Buckle up, my friends.
If, as expected, President Trump announces, in the next couple of days, Judge Amy Coney Barrett as his choice to replace the late Ruth Bader Ginsburg on the nation’s highest court, the war of words outside Washington will begin.
The public relations battle won’t change the outcome: Barrett will be confirmed to the Supreme Court unless Democrats can find enough procedural moves to block the vote.
The left doesn’t sound especially positive.
Their frustration has the potential to doom them if they opt to attack Barrett for being a staunch Catholic. That’s simply a bad idea. There’s a real risk that bashing her faith could turn away Catholic voters when the nation votes in the 2020 presidential election on Nov. 3.
All Supreme Court nominees are controversial; they have lots of judicial decisions behind them that can be scrutinized. They will either be the darlings of the left or the right, depending upon their previous rulings and the paper trail that explains those choices.
For conservatives and liberals, the arguments about Judge Barrett will sound similar: She has a consistent record. For liberals, that will be a siren that she will support the erosion of abortion rights, Title IX and more.
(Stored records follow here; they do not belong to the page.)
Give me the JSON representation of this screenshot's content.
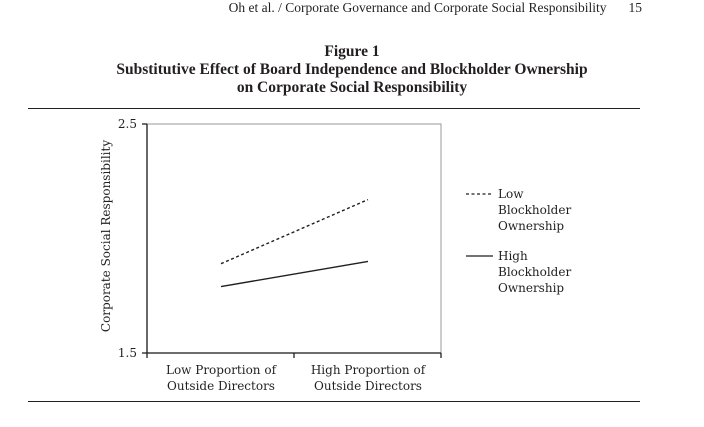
{
  "running_header": {
    "text": "Oh et al. / Corporate Governance and Corporate Social Responsibility",
    "page_number": "15"
  },
  "figure": {
    "label": "Figure 1",
    "title_line1": "Substitutive Effect of Board Independence and Blockholder Ownership",
    "title_line2": "on Corporate Social Responsibility"
  },
  "chart_data": {
    "type": "line",
    "title": "Figure 1 Substitutive Effect of Board Independence and Blockholder Ownership on Corporate Social Responsibility",
    "xlabel": "",
    "ylabel": "Corporate Social Responsibility",
    "categories": [
      "Low Proportion of Outside Directors",
      "High Proportion of Outside Directors"
    ],
    "category_lines": [
      [
        "Low Proportion of",
        "Outside Directors"
      ],
      [
        "High Proportion of",
        "Outside Directors"
      ]
    ],
    "ylim": [
      1.5,
      2.5
    ],
    "y_ticks": [
      "2.5",
      "1.5"
    ],
    "grid": false,
    "legend_position": "right",
    "series": [
      {
        "name": "Low Blockholder Ownership",
        "name_lines": [
          "Low",
          "Blockholder",
          "Ownership"
        ],
        "values": [
          1.89,
          2.17
        ],
        "line_style": "dashed",
        "color": "#231f20"
      },
      {
        "name": "High Blockholder Ownership",
        "name_lines": [
          "High",
          "Blockholder",
          "Ownership"
        ],
        "values": [
          1.79,
          1.9
        ],
        "line_style": "solid",
        "color": "#231f20"
      }
    ]
  }
}
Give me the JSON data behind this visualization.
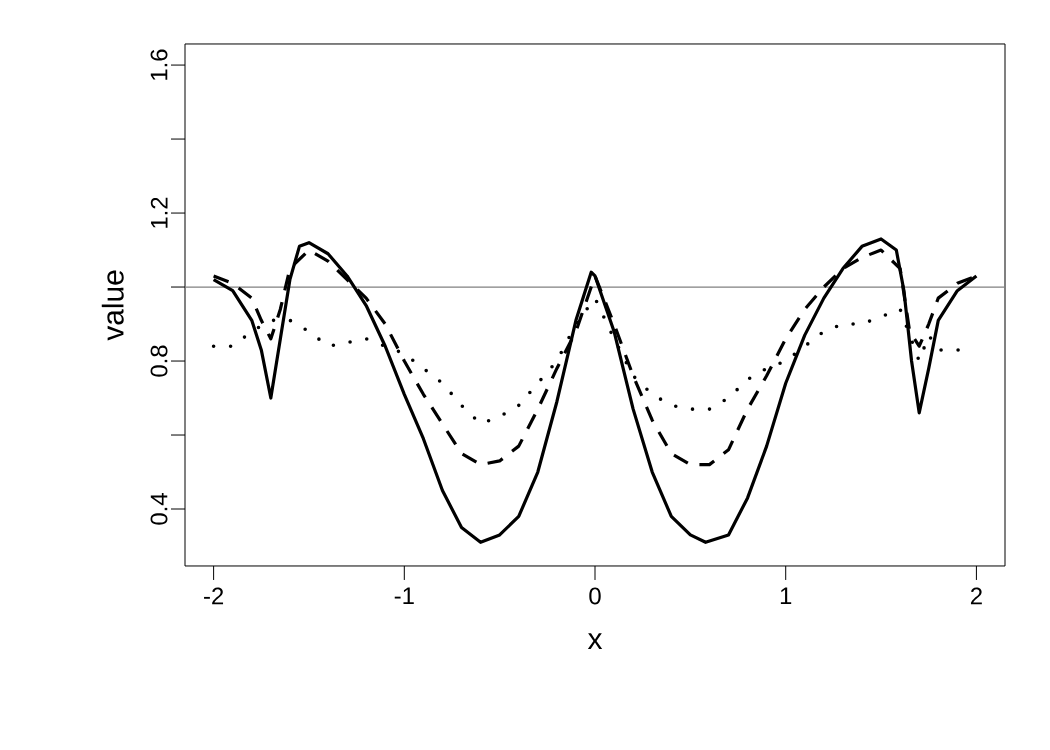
{
  "chart_data": {
    "type": "line",
    "xlabel": "x",
    "ylabel": "value",
    "xlim": [
      -2.15,
      2.15
    ],
    "ylim": [
      0.246,
      1.657
    ],
    "xticks": [
      -2,
      -1,
      0,
      1,
      2
    ],
    "yticks": [
      0.4,
      {
        "value": 0.6,
        "label": null
      },
      0.8,
      {
        "value": 1.0,
        "label": null
      },
      1.2,
      {
        "value": 1.4,
        "label": null
      },
      1.6
    ],
    "ref_lines": [
      {
        "axis": "y",
        "value": 1.0,
        "color": "#808080"
      }
    ],
    "series": [
      {
        "color": "#000000",
        "line_style": "solid",
        "x": [
          -2,
          -1.9,
          -1.8,
          -1.75,
          -1.7,
          -1.65,
          -1.6,
          -1.55,
          -1.5,
          -1.4,
          -1.3,
          -1.2,
          -1.1,
          -1.0,
          -0.9,
          -0.8,
          -0.7,
          -0.6,
          -0.5,
          -0.4,
          -0.3,
          -0.2,
          -0.1,
          -0.02,
          0,
          0.1,
          0.2,
          0.3,
          0.4,
          0.5,
          0.58,
          0.7,
          0.8,
          0.9,
          1.0,
          1.1,
          1.2,
          1.3,
          1.4,
          1.5,
          1.58,
          1.62,
          1.66,
          1.7,
          1.75,
          1.8,
          1.9,
          2.0
        ],
        "values": [
          1.02,
          0.99,
          0.91,
          0.83,
          0.7,
          0.86,
          1.02,
          1.11,
          1.12,
          1.09,
          1.03,
          0.95,
          0.84,
          0.71,
          0.59,
          0.45,
          0.35,
          0.31,
          0.33,
          0.38,
          0.5,
          0.69,
          0.91,
          1.04,
          1.03,
          0.88,
          0.67,
          0.5,
          0.38,
          0.33,
          0.31,
          0.33,
          0.43,
          0.57,
          0.74,
          0.87,
          0.97,
          1.05,
          1.11,
          1.13,
          1.1,
          0.99,
          0.8,
          0.66,
          0.78,
          0.91,
          0.99,
          1.03
        ]
      },
      {
        "color": "#000000",
        "line_style": "dashed",
        "x": [
          -2,
          -1.9,
          -1.8,
          -1.75,
          -1.7,
          -1.65,
          -1.6,
          -1.5,
          -1.4,
          -1.3,
          -1.2,
          -1.1,
          -1.0,
          -0.9,
          -0.8,
          -0.7,
          -0.6,
          -0.5,
          -0.4,
          -0.3,
          -0.2,
          -0.1,
          0,
          0.1,
          0.2,
          0.3,
          0.4,
          0.5,
          0.6,
          0.7,
          0.8,
          0.9,
          1.0,
          1.1,
          1.2,
          1.3,
          1.4,
          1.5,
          1.6,
          1.65,
          1.7,
          1.75,
          1.8,
          1.9,
          2.0
        ],
        "values": [
          1.03,
          1.01,
          0.97,
          0.91,
          0.86,
          0.94,
          1.05,
          1.1,
          1.07,
          1.02,
          0.97,
          0.9,
          0.8,
          0.71,
          0.63,
          0.55,
          0.52,
          0.53,
          0.57,
          0.67,
          0.78,
          0.88,
          1.03,
          0.9,
          0.76,
          0.64,
          0.55,
          0.52,
          0.52,
          0.56,
          0.67,
          0.76,
          0.86,
          0.94,
          1.0,
          1.05,
          1.08,
          1.1,
          1.05,
          0.88,
          0.84,
          0.9,
          0.97,
          1.01,
          1.03
        ]
      },
      {
        "color": "#000000",
        "line_style": "dotted",
        "x": [
          -2,
          -1.9,
          -1.8,
          -1.7,
          -1.6,
          -1.5,
          -1.4,
          -1.2,
          -1.1,
          -1.0,
          -0.9,
          -0.8,
          -0.7,
          -0.6,
          -0.5,
          -0.4,
          -0.3,
          -0.2,
          -0.1,
          0,
          0.1,
          0.2,
          0.3,
          0.4,
          0.5,
          0.6,
          0.7,
          0.8,
          0.9,
          1.0,
          1.1,
          1.2,
          1.3,
          1.4,
          1.5,
          1.6,
          1.7,
          1.75,
          1.8,
          1.93
        ],
        "values": [
          0.84,
          0.84,
          0.88,
          0.91,
          0.91,
          0.88,
          0.84,
          0.86,
          0.84,
          0.82,
          0.78,
          0.74,
          0.68,
          0.63,
          0.65,
          0.68,
          0.74,
          0.8,
          0.9,
          0.97,
          0.86,
          0.76,
          0.71,
          0.68,
          0.67,
          0.67,
          0.7,
          0.75,
          0.78,
          0.8,
          0.84,
          0.88,
          0.9,
          0.9,
          0.92,
          0.94,
          0.8,
          0.87,
          0.83,
          0.83
        ]
      }
    ]
  }
}
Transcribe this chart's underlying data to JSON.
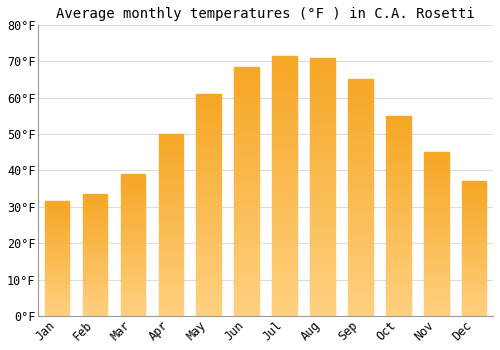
{
  "title": "Average monthly temperatures (°F ) in C.A. Rosetti",
  "months": [
    "Jan",
    "Feb",
    "Mar",
    "Apr",
    "May",
    "Jun",
    "Jul",
    "Aug",
    "Sep",
    "Oct",
    "Nov",
    "Dec"
  ],
  "values": [
    31.5,
    33.5,
    39,
    50,
    61,
    68.5,
    71.5,
    71,
    65,
    55,
    45,
    37
  ],
  "bar_color_top": "#F5A623",
  "bar_color_bottom": "#FFD080",
  "background_color": "#FFFFFF",
  "grid_color": "#DDDDDD",
  "ylim": [
    0,
    80
  ],
  "yticks": [
    0,
    10,
    20,
    30,
    40,
    50,
    60,
    70,
    80
  ],
  "ytick_labels": [
    "0°F",
    "10°F",
    "20°F",
    "30°F",
    "40°F",
    "50°F",
    "60°F",
    "70°F",
    "80°F"
  ],
  "title_fontsize": 10,
  "tick_fontsize": 8.5,
  "font_family": "monospace",
  "bar_width": 0.65
}
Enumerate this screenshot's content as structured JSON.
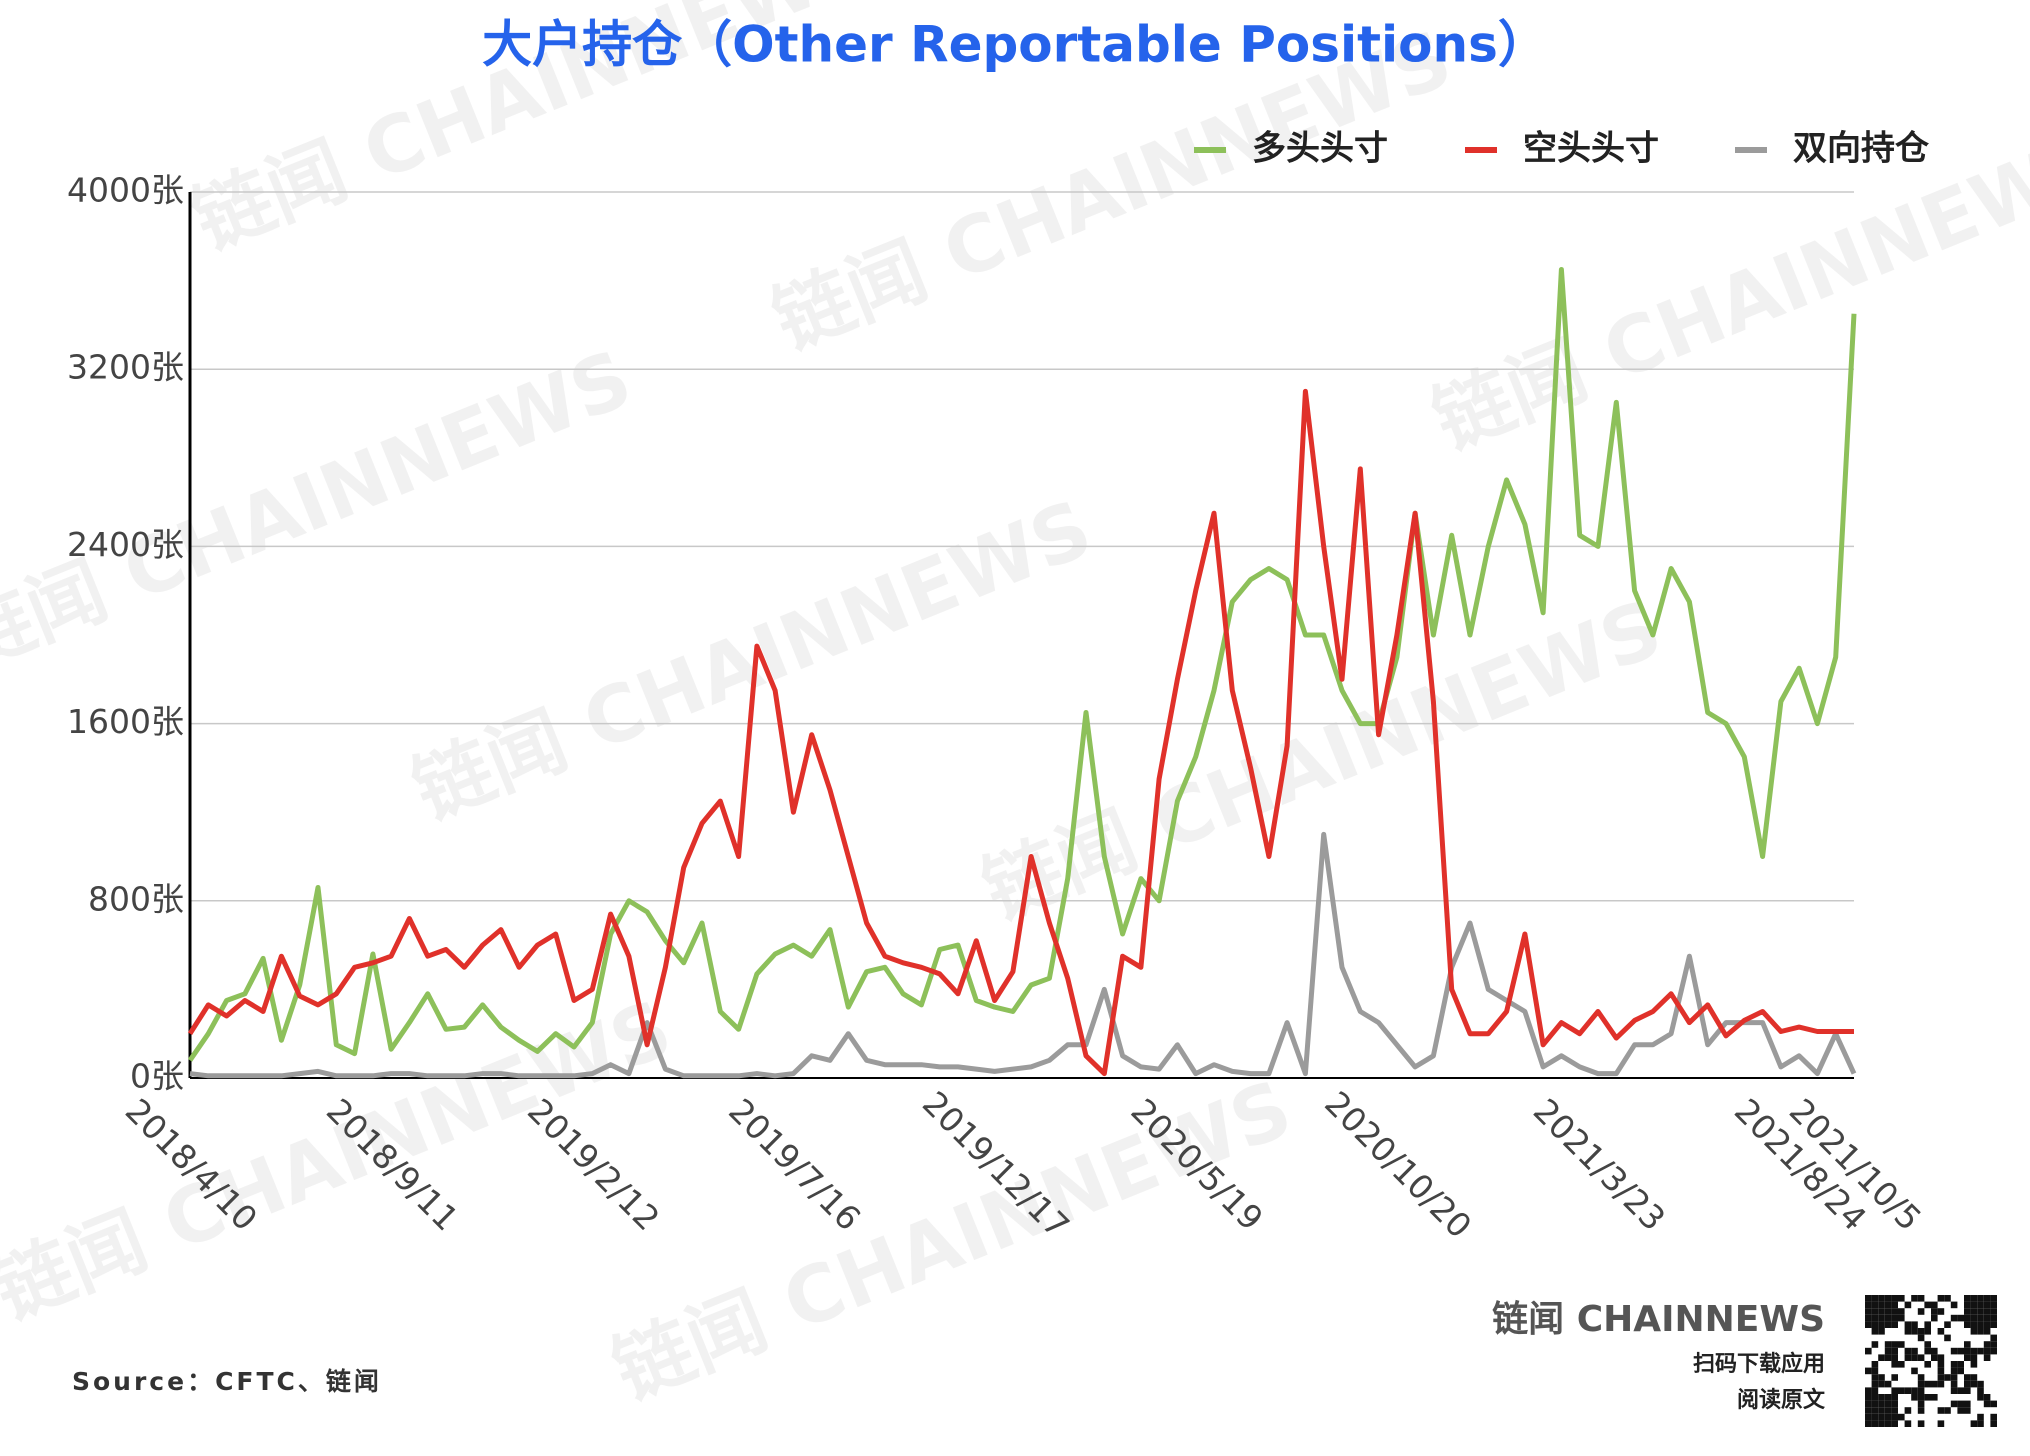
{
  "chart_data": {
    "type": "line",
    "title": "大户持仓（Other Reportable Positions）",
    "categories": [
      "2018/4/10",
      null,
      null,
      null,
      null,
      null,
      null,
      null,
      null,
      null,
      null,
      "2018/9/11",
      null,
      null,
      null,
      null,
      null,
      null,
      null,
      null,
      null,
      null,
      "2019/2/12",
      null,
      null,
      null,
      null,
      null,
      null,
      null,
      null,
      null,
      null,
      "2019/7/16",
      null,
      null,
      null,
      null,
      null,
      null,
      null,
      null,
      null,
      null,
      "2019/12/17",
      null,
      null,
      null,
      null,
      null,
      null,
      null,
      null,
      null,
      null,
      "2020/5/19",
      null,
      null,
      null,
      null,
      null,
      null,
      null,
      null,
      null,
      null,
      "2020/10/20",
      null,
      null,
      null,
      null,
      null,
      null,
      null,
      null,
      null,
      null,
      "2021/3/23",
      null,
      null,
      null,
      null,
      null,
      null,
      null,
      null,
      null,
      null,
      "2021/8/24",
      null,
      null,
      "2021/10/5"
    ],
    "series": [
      {
        "name": "多头头寸",
        "color": "#8dc05a",
        "values": [
          80,
          200,
          350,
          380,
          540,
          170,
          420,
          860,
          150,
          110,
          560,
          130,
          250,
          380,
          220,
          230,
          330,
          230,
          170,
          120,
          200,
          140,
          250,
          650,
          800,
          750,
          620,
          520,
          700,
          300,
          220,
          470,
          560,
          600,
          550,
          670,
          320,
          480,
          500,
          380,
          330,
          580,
          600,
          350,
          320,
          300,
          420,
          450,
          900,
          1650,
          1000,
          650,
          900,
          800,
          1250,
          1450,
          1750,
          2150,
          2250,
          2300,
          2250,
          2000,
          2000,
          1750,
          1600,
          1600,
          1900,
          2550,
          2000,
          2450,
          2000,
          2400,
          2700,
          2500,
          2100,
          3650,
          2450,
          2400,
          3050,
          2200,
          2000,
          2300,
          2150,
          1650,
          1600,
          1450,
          1000,
          1700,
          1850,
          1600,
          1900,
          3450
        ]
      },
      {
        "name": "空头头寸",
        "color": "#e0312a",
        "values": [
          200,
          330,
          280,
          350,
          300,
          550,
          370,
          330,
          380,
          500,
          520,
          550,
          720,
          550,
          580,
          500,
          600,
          670,
          500,
          600,
          650,
          350,
          400,
          740,
          550,
          150,
          500,
          950,
          1150,
          1250,
          1000,
          1950,
          1750,
          1200,
          1550,
          1300,
          1000,
          700,
          550,
          520,
          500,
          470,
          380,
          620,
          350,
          480,
          1000,
          700,
          450,
          100,
          20,
          550,
          500,
          1350,
          1800,
          2200,
          2550,
          1750,
          1400,
          1000,
          1500,
          3100,
          2400,
          1800,
          2750,
          1550,
          2000,
          2550,
          1700,
          400,
          200,
          200,
          300,
          650,
          150,
          250,
          200,
          300,
          180,
          260,
          300,
          380,
          250,
          330,
          190,
          260,
          300,
          210,
          230,
          210,
          210,
          210
        ]
      },
      {
        "name": "双向持仓",
        "color": "#9b9b9b",
        "values": [
          20,
          10,
          10,
          10,
          10,
          10,
          20,
          30,
          10,
          10,
          10,
          20,
          20,
          10,
          10,
          10,
          20,
          20,
          10,
          10,
          10,
          10,
          20,
          60,
          20,
          250,
          40,
          10,
          10,
          10,
          10,
          20,
          10,
          20,
          100,
          80,
          200,
          80,
          60,
          60,
          60,
          50,
          50,
          40,
          30,
          40,
          50,
          80,
          150,
          150,
          400,
          100,
          50,
          40,
          150,
          20,
          60,
          30,
          20,
          20,
          250,
          20,
          1100,
          500,
          300,
          250,
          150,
          50,
          100,
          500,
          700,
          400,
          350,
          300,
          50,
          100,
          50,
          20,
          20,
          150,
          150,
          200,
          550,
          150,
          250,
          250,
          250,
          50,
          100,
          20,
          200,
          20
        ]
      }
    ],
    "ylim": [
      0,
      4000
    ],
    "yticks": [
      {
        "value": 0,
        "label": "0张"
      },
      {
        "value": 800,
        "label": "800张"
      },
      {
        "value": 1600,
        "label": "1600张"
      },
      {
        "value": 2400,
        "label": "2400张"
      },
      {
        "value": 3200,
        "label": "3200张"
      },
      {
        "value": 4000,
        "label": "4000张"
      }
    ],
    "grid": true,
    "legend": "top-right",
    "source": "Source：CFTC、链闻",
    "watermark": "链闻 CHAINNEWS",
    "brand": "链闻 CHAINNEWS",
    "brand_line1": "扫码下载应用",
    "brand_line2": "阅读原文"
  }
}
For the right, her record will be interpreted as having the potential to overturn Roe v Wade and the Affordable Care Act, while also strengthening gun rights and limits on immigration.
Happy arguing, but remember…
Right now, Senate Majority Leader Mitch McConnell has at least 51 Republican votes to support Barrett’s nomination; he only needs 50 (in the event of a 50-50 tie among senators, Vice President Mike Pence would then cast the deciding vote, and you know how that will go).
I wouldn’t count on two more Republican senators breaking with their party; and that means Judge Amy Coney Barrett, a married, Catholic, conservative and mother of 7 children, will be named to the Supreme Court.